Wow. I am so sorry you're going through this. It must be tough to separate the man from the addiction. I don't you or any of the people involved, obviously (though I actually live in the next town!), but it seems to me you should confine yourself only to discussions about his cancer and treatment. It does not sound like he's in a place where he can be a real father to you, so why set yourself up for the torment?

Over from SITS..

The Drama Mama said...

Oh, my heart hurts for you. I totally understand where you are coming from. My dad did FINALLY give up the alcohol, after hitting rock bottom several years ago. The sad part is your dad probably won't stop until he hits rock bottom as well. I think you are very strong, and smart to not take part in his alcoholic behavior.

I learned something back around Valentine's DAy regarding my own father. He got extremely rude to me over text messaging simply because I wanted to know if he had planned anything special for my mom (because he was mad at my mom to begin with!). I realized that I am grown up now, with my own family, and removed from his abuse. If he hurts me now, it is 98% my own fault. Does that make sense? I told my mom about the incident and reminded her that I didn't have to put up with his abuse anymore, that I didn't have to be available for him to play these mind games on anymore, even if it meant separating my children from them both (which I didn't want to do because they are wild about their grandmother!). Sometimes, you have to take a stand to protect yourself. I would definitely still call him, and like Cheryl said, just keep it to a how are you doing type of conversation, and if you notice that he is drunk, whether it be the emotional drunk or the angry drunk, just say goodbye and tell him you'll only talk to him when he is sober.

Don't take anything he says when he is drunk seriously. I know that's hard, especially after a lifetime of it, but he doesn't realize what he is doing.

Lots of *hugs*

Natalie said...

I understand. More than I care to admit. You are SO strong to admit it and own what you're going through. You will inspire others to do the same.

Found you through Blog Flow and wanted to say hello.

Lourie said...

I am impressed you can talk to him. My Dad never has been approachable. Not even with his own family. I still don't get that. I am impressed by you on many levels.


Pat Tillett said...

I came here because I saw your link at Jimmy's blog. It was going to just be a "check it out" visit, but that seems kind of trite after reading your post. I promise you that the link I'm about to give you isn't a cheap attempt to get you to follow me. Read the poem and in your mind insert a him (for your dad) where ever there is a her (for my mom).

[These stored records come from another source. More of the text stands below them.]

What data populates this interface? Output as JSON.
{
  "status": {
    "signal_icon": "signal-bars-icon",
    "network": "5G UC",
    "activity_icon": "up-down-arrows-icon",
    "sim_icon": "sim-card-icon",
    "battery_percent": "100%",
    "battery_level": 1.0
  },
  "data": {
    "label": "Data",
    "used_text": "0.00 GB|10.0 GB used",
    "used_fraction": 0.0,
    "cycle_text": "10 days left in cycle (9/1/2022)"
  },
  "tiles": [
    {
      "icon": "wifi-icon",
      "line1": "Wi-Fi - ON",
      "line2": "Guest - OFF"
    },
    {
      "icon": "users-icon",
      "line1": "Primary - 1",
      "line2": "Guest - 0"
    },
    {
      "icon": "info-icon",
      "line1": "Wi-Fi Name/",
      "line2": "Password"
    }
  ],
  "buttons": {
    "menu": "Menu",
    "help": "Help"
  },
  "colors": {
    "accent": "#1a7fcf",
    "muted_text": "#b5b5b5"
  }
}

I really like what I've read here so far. If you don't mind, I'm going to tag along.

DrSoosie said...

I too know about angry alcoholics...there are no excuses. It is their responsibility not yours. It is their disease..even if you love is still theirs. If they choose alcohol over you than that says something...Something albeit painful but something profound nonetheless. You deserve to be treated with respect and honor...all people do. The rest is all an excuse. Change for anyone is has to come from a genuine place of fear and desperation and also a place of hope. I hope for you that one day your dad will change. It is possible. But if he doess not then the burden of guilt is his not yours. You are not responsible for your parent's bad behavior and you do not have to accept it as an adult. That does not mean you don't love your means you also love yourself and must protect yourself first.

ChiTown Girl said...

Hi Sarah, I just clicked over from He Who Laughs Last, and I'm glad I did.

Wow, this was a very powerful piece, and I imagine I was difficult to write.

I wish you father well in his battle with cancer. My family has battled this demon far too many times, so I know what you're about to face. My prayer are with you and your family.

Allyson & Jere said...

This makes my heart hurt so much! Again, I just don't understand why some people have to suffer on so many levels. I'm sorry your Dad has this struggle, but more sorry that you've had to be hurt by it for so long. Good for you for saying NO and not calling. You need time to heal a little and figure things out. Good luck and stay strong.